Let's fix an arbitrary point $p \in \Delta_n = \{(x_1, ..., x_n) \in \mathbb{R}^n \ : \ \sum_{i=1}^n x_i = 1 \}$
Could you help me prove that every point in a simplex $\Delta_n$ can be written as a convex combination of $p$ and $q \in C^{(p)} = \{ x \in \Delta_n \ : \ \exists i \in \text{supp}(p) : x_i = 0\}$?
It means that there exists $i \in supp(p)$ such that $q_i =0$.
So given any point $x=(x_1, ..., x_n)$ and any $p=(p_1, ..., p_n)$ it needs to be proved that there exists $q \in C^{(p)}$ such that $$x_k = \alpha p_k + (1- \alpha) q_k, \ \ k=1,...,n, \ \ \alpha \in [0,1]$$
I know that $\Delta \setminus C^{(p)}$ is a neighbourhood of $p$, but I doubt it can be useful here.
Could you help me with this?
It took a while to understand what you're actually asking. Am I right in translating the statement to:
Given points $x=(x_1,\ldots,x_n)$ and $p=(p_1,\ldots,p_n)$, there exists a point $q = (q_1,\ldots,q_n)$ such that
1) There exists $1\leq i\leq n$ such that $p_i \neq 0$ and $q_i=0$,
2) There exists $\alpha\in[0,1]$ for which $x=\alpha p + (1-\alpha) q$.
If that is the case, the first step in solving this, is to understand what $\{\alpha p + (1-\alpha) q \mid \alpha \in [0,1] \}$ actually looks like: this is the line segment between $p$ and $q$.

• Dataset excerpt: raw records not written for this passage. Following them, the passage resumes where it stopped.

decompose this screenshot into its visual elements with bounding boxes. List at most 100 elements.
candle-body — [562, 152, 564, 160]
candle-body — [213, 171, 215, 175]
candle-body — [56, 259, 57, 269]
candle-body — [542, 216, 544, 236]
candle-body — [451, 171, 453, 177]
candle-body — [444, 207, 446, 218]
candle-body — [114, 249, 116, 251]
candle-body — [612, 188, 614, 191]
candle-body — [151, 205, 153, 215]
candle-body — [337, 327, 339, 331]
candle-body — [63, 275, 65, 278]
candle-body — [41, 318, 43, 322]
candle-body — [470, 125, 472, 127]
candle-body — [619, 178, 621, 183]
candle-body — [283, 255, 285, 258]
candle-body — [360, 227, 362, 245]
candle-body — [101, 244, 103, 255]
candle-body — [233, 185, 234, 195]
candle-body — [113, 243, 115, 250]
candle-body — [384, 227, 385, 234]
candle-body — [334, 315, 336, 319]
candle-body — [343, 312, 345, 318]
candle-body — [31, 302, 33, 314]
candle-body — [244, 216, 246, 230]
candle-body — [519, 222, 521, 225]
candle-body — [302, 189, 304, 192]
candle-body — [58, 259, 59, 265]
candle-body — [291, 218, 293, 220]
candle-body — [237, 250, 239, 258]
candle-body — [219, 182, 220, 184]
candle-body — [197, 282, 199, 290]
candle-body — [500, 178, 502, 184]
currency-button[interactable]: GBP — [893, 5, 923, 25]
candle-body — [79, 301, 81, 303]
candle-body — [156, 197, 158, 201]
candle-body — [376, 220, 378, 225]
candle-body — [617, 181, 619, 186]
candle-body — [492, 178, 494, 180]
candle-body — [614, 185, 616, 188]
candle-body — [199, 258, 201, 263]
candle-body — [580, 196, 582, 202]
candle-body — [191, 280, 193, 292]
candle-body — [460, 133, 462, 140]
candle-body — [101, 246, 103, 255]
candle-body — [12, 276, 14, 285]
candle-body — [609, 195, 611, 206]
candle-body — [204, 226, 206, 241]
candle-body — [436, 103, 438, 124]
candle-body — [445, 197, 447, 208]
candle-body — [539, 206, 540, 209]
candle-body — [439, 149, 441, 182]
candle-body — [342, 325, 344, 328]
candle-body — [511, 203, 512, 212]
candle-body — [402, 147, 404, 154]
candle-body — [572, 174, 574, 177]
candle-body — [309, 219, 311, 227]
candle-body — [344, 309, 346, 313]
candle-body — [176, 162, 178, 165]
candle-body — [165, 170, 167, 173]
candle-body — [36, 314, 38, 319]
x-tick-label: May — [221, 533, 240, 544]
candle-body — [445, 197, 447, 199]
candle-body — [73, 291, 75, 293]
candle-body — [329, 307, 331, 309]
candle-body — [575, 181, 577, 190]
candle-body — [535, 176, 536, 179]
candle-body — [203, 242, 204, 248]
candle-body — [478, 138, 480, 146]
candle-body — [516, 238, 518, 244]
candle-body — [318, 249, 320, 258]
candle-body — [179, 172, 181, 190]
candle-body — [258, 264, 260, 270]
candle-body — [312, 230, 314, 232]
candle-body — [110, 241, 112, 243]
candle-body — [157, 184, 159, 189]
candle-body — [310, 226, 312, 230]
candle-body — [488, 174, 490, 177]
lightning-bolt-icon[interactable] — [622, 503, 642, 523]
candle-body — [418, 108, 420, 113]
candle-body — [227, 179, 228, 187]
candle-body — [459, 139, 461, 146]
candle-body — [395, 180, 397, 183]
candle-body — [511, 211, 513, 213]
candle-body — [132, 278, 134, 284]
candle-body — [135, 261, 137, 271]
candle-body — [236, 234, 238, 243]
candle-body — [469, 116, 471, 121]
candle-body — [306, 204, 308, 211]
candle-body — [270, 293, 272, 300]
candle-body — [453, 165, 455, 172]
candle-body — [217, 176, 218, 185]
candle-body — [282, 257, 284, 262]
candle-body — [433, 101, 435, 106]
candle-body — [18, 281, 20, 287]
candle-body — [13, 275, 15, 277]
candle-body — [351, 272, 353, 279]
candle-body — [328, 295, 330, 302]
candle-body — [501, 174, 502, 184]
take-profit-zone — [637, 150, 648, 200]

A next realisation that might be useful is what the boundary of $\Delta_n$ looks like: this is a collection $(n-1)$-simplices. If this isn't quite clear, think of a $2$-simplex, an equilateral triangle, and consider its boundary: this is a collection of three line segments of length 1, three $1$-simplices.

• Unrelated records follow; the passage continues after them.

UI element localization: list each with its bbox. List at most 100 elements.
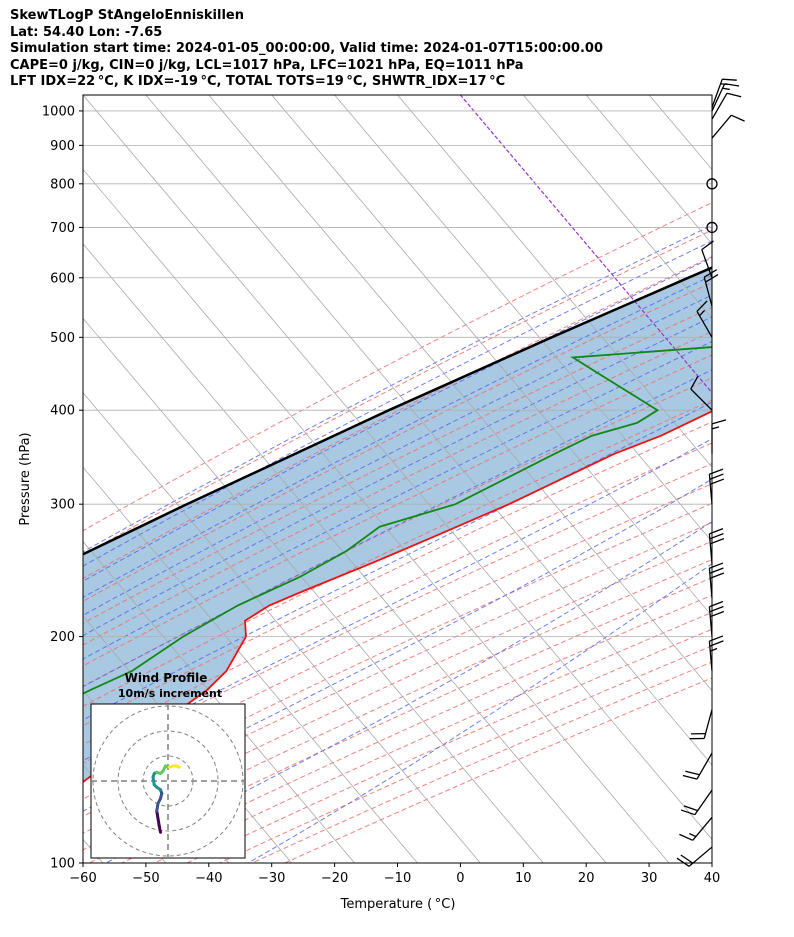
barb-flag: [690, 375, 699, 390]
y-tick-label: 200: [50, 630, 75, 645]
wind-barb: [679, 816, 713, 841]
hodograph-subtitle: 10m/s increment: [118, 687, 222, 700]
barb-flag: [709, 468, 724, 475]
x-axis-label: Temperature ( °C): [340, 897, 456, 912]
barb-flag: [709, 562, 724, 569]
isotherm: [334, 95, 712, 543]
hodograph-inset: Wind Profile 10m/s increment: [90, 671, 246, 859]
barb-half-flag: [689, 832, 697, 838]
barb-flag: [701, 240, 714, 251]
dry-adiabat: [83, 281, 712, 602]
isotherm: [397, 95, 712, 468]
calm-wind-circle: [706, 178, 718, 190]
x-tick-label: −60: [69, 871, 96, 886]
x-tick-label: 10: [515, 871, 532, 886]
isotherm: [271, 95, 712, 617]
barb-flag: [710, 537, 725, 545]
wind-barb: [706, 178, 718, 190]
barb-half-flag: [699, 309, 706, 317]
wind-barbs-layer: [676, 78, 745, 867]
isotherm: [711, 95, 712, 96]
barb-staff: [711, 114, 732, 139]
hodograph-ring: [117, 730, 219, 832]
moist-adiabat: [105, 521, 712, 863]
dry-adiabat: [83, 399, 712, 707]
barb-flag: [680, 854, 694, 864]
isotherm: [83, 317, 544, 863]
barb-flag: [682, 774, 698, 780]
moist-adiabat: [83, 224, 712, 553]
barb-flag: [710, 610, 725, 618]
barb-flag: [711, 419, 727, 425]
background-lines-layer: [83, 95, 794, 863]
wind-barb: [708, 468, 725, 505]
temperature-profile-line: [83, 410, 712, 784]
stability-line: CAPE=0 j/kg, CIN=0 j/kg, LCL=1017 hPa, L…: [10, 57, 524, 73]
y-tick-label: 100: [50, 857, 75, 872]
dry-adiabat: [83, 256, 712, 579]
location-line: Lat: 54.40 Lon: -7.65: [10, 24, 163, 40]
wind-barb: [711, 114, 745, 139]
isotherm: [83, 168, 670, 863]
barb-flag: [680, 809, 696, 816]
wind-barb: [696, 300, 713, 338]
barb-flag: [683, 805, 698, 812]
barb-flag: [705, 274, 719, 283]
barb-flag: [709, 640, 724, 647]
barb-flag: [709, 567, 724, 574]
wind-barb: [680, 789, 713, 816]
y-tick-label: 900: [50, 139, 75, 154]
wind-barb: [711, 83, 740, 112]
hodograph-title: Wind Profile: [125, 671, 208, 685]
x-tick-label: 30: [641, 871, 658, 886]
barb-flag: [709, 600, 724, 608]
barb-flag: [709, 635, 724, 642]
axis-ticks-layer: −60 −50 −40 −30 −20 −10 0 10 20 30 40 100 200 300 400 5…: [42, 104, 720, 886]
time-line: Simulation start time: 2024-01-05_00:00:…: [10, 41, 603, 56]
wind-barb: [703, 269, 719, 307]
moist-adiabat: [83, 294, 712, 616]
dry-adiabat: [83, 540, 712, 834]
wind-barb: [708, 635, 724, 672]
barb-half-flag: [710, 647, 718, 652]
isotherm: [83, 466, 418, 863]
y-tick-label: 300: [50, 498, 75, 513]
wind-barb: [676, 846, 713, 867]
y-tick-label: 700: [50, 221, 75, 236]
dry-adiabat: [83, 463, 712, 764]
isotherm: [775, 95, 794, 863]
moist-adiabat: [83, 257, 712, 582]
barb-flag: [710, 478, 725, 485]
isotherm: [585, 95, 712, 245]
barb-flag: [676, 857, 690, 867]
y-tick-label: 1000: [42, 104, 75, 119]
barb-flag: [709, 533, 724, 540]
moist-adiabat: [83, 316, 712, 637]
wind-barb: [708, 562, 725, 599]
barb-staff: [711, 92, 728, 120]
isotherm: [83, 392, 481, 863]
barb-flag: [709, 605, 724, 613]
x-tick-label: 0: [456, 871, 464, 886]
x-tick-label: −40: [195, 871, 222, 886]
barb-flag: [703, 269, 718, 278]
wind-barb: [706, 221, 718, 234]
x-tick-label: 40: [704, 871, 721, 886]
wind-barb: [711, 419, 727, 454]
wind-barb: [682, 752, 713, 780]
parcel-profile-line: [83, 266, 712, 556]
barb-flag: [679, 833, 693, 841]
calm-wind-circle: [706, 221, 718, 234]
wind-barb: [689, 709, 713, 740]
x-tick-label: 20: [578, 871, 595, 886]
x-tick-label: −50: [132, 871, 159, 886]
barb-flag: [696, 300, 708, 312]
moist-adiabat: [83, 478, 712, 812]
wind-barb: [711, 92, 742, 120]
y-tick-label: 800: [50, 177, 75, 192]
chart-title: SkewTLogP StAngeloEnniskillen: [10, 8, 244, 23]
dry-adiabat: [83, 421, 712, 727]
profiles-layer: [83, 266, 712, 784]
wind-barb: [690, 375, 713, 411]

To be more precise, the boundary of $\Delta_n$ is $\partial\Delta_n = \{(x_1, ..., x_n) \in \mathbb{R}^n \ \mid \ \sum_{i=1}^n x_i = 1, \exists i: x_i = 0\}$. The requirement for two points $p$ and $q$ that there exists $i$ such that $p_i\neq 0$ and $q_i=0$ thus translates to the statement that there's (at least) one $(n-1)$-simplex in the boundary of $\Delta_n$ that contains $q$, but does not contain $p$.
Combining the above remarks, we can now rephrase the original statement in a purely geometrical fashion:
Given points $x=(x_1,\ldots,x_n)$ and $p=(p_1,\ldots,p_n)$, there exists a point $q = (q_1,\ldots,q_n)$ such that
1G) There exists at least one $(n-1)$-simplex in the boundary of $\Delta_n$ that contains $q$ but does not contain $p$.

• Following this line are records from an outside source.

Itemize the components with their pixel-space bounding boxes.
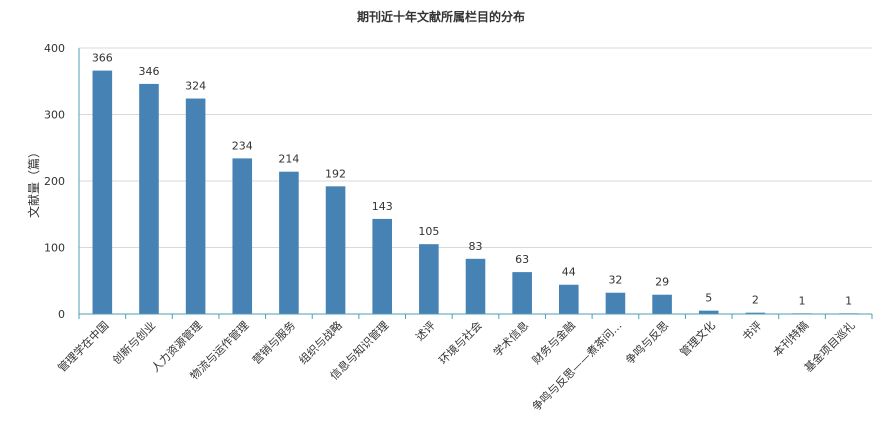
x-tick-label: 环境与社会 <box>436 318 485 367</box>
x-tick-label: 营销与服务 <box>249 318 298 367</box>
bar[interactable] <box>745 312 766 314</box>
bar[interactable] <box>92 70 113 314</box>
value-label: 366 <box>92 52 113 65</box>
value-label: 324 <box>185 80 206 93</box>
value-label: 1 <box>845 294 852 307</box>
x-tick-label: 争鸣与反思——煮茶问… <box>529 318 624 413</box>
x-tick-label: 述评 <box>413 319 438 344</box>
value-label: 143 <box>372 200 393 213</box>
bar[interactable] <box>558 284 579 314</box>
x-tick-label: 书评 <box>740 319 765 344</box>
y-axis-ticks: 0 100 200 300 400 <box>44 42 65 321</box>
value-label: 1 <box>799 294 806 307</box>
value-label: 29 <box>655 276 669 289</box>
x-tick-label: 争鸣与反思 <box>622 318 671 367</box>
value-label: 5 <box>705 292 712 305</box>
bar[interactable] <box>465 258 486 314</box>
x-tick-label: 管理文化 <box>677 318 718 359</box>
value-label: 346 <box>138 65 159 78</box>
y-tick-label: 400 <box>44 42 65 55</box>
value-label: 44 <box>562 266 576 279</box>
bar[interactable] <box>185 98 206 314</box>
x-tick-label: 学术信息 <box>490 318 531 359</box>
y-tick-label: 300 <box>44 109 65 122</box>
value-labels: 366 346 324 234 214 192 143 105 83 63 44 32 29 5 2 1 1 <box>92 52 852 308</box>
axes <box>78 48 873 319</box>
x-axis-tick-labels: 管理学在中国创新与创业人力资源管理物流与运作管理营销与服务组织与战略信息与知识管… <box>55 318 858 413</box>
bar[interactable] <box>652 294 672 314</box>
bar[interactable] <box>232 158 253 314</box>
value-label: 63 <box>515 253 529 266</box>
value-label: 234 <box>232 139 253 152</box>
x-tick-label: 创新与创业 <box>109 318 158 367</box>
y-axis-label: 文献量（篇） <box>26 146 41 218</box>
y-tick-label: 200 <box>44 175 65 188</box>
bar[interactable] <box>512 272 532 314</box>
y-tick-label: 0 <box>58 308 65 321</box>
value-label: 83 <box>469 240 483 253</box>
value-label: 32 <box>608 274 622 287</box>
bar[interactable] <box>698 310 719 314</box>
x-tick-label: 财务与金融 <box>529 318 578 367</box>
bars <box>92 70 859 314</box>
x-tick-label: 组织与战略 <box>296 318 345 367</box>
bar[interactable] <box>325 186 346 314</box>
bar[interactable] <box>372 218 393 314</box>
bar[interactable] <box>139 83 159 314</box>
bar[interactable] <box>279 171 299 314</box>
grid-lines <box>79 47 872 248</box>
bar[interactable] <box>605 292 626 314</box>
bar[interactable] <box>419 244 439 314</box>
x-tick-label: 本刊特稿 <box>770 318 811 359</box>
chart-title: 期刊近十年文献所属栏目的分布 <box>357 9 525 24</box>
y-tick-label: 100 <box>44 242 65 255</box>
value-label: 214 <box>278 153 299 166</box>
value-label: 2 <box>752 294 759 307</box>
x-tick-label: 管理学在中国 <box>55 318 112 375</box>
value-label: 192 <box>325 167 346 180</box>
value-label: 105 <box>418 225 439 238</box>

2G) The point $x$ lies on the line segment between $p$ and $q$.
Given the points $x$ and $p$ from the statement, we're now in a position to quite easily find a point $q$. First of all, if $x = p$, just do what the hell you like. If $p\neq x$, draw the line segment starting at $p$ through $x$ and 'consider where it leaves $\Delta_n$'. This is the point $q$ and I'm pretty sure you'll be able to figure out the loose ends from the above. If anything isn't clear, try picturing the situation in equilateral triangles and tetrahedra first.
Notice that I use a rather vague description at the end. This is to avoid writing 'find the point where this line hits the boundary', since that would be incorrect: if there's one boundary component that contains both $p$ and $x$, the entire line segment will lie within this boundary component. A more precise formulation would be: "Let $k\leq n$ be the smallest integer such that $p$ and $x$ lie in a common $k$-simplex in the boundary of $\Delta_n$. The point $q$ is the point on the half-line starting from $p$ through $x$ where $q$ lies in an $m$-simplex in the boundary of $\Delta_n$, where $m<k$." Given the formulation of the question, though, I've got the feeling that this is more complicated than required. If you've got some spare time to think about it, it might be worth it. I'd advise to start thinking about a tetrahedron (where the equilateral triangles at the sides are the 2-simplices in the boundary, the edges are the 1-simplices and the vertices the 0-simplices) having $p$ and $x$ in some of these lower-dimensional simplices.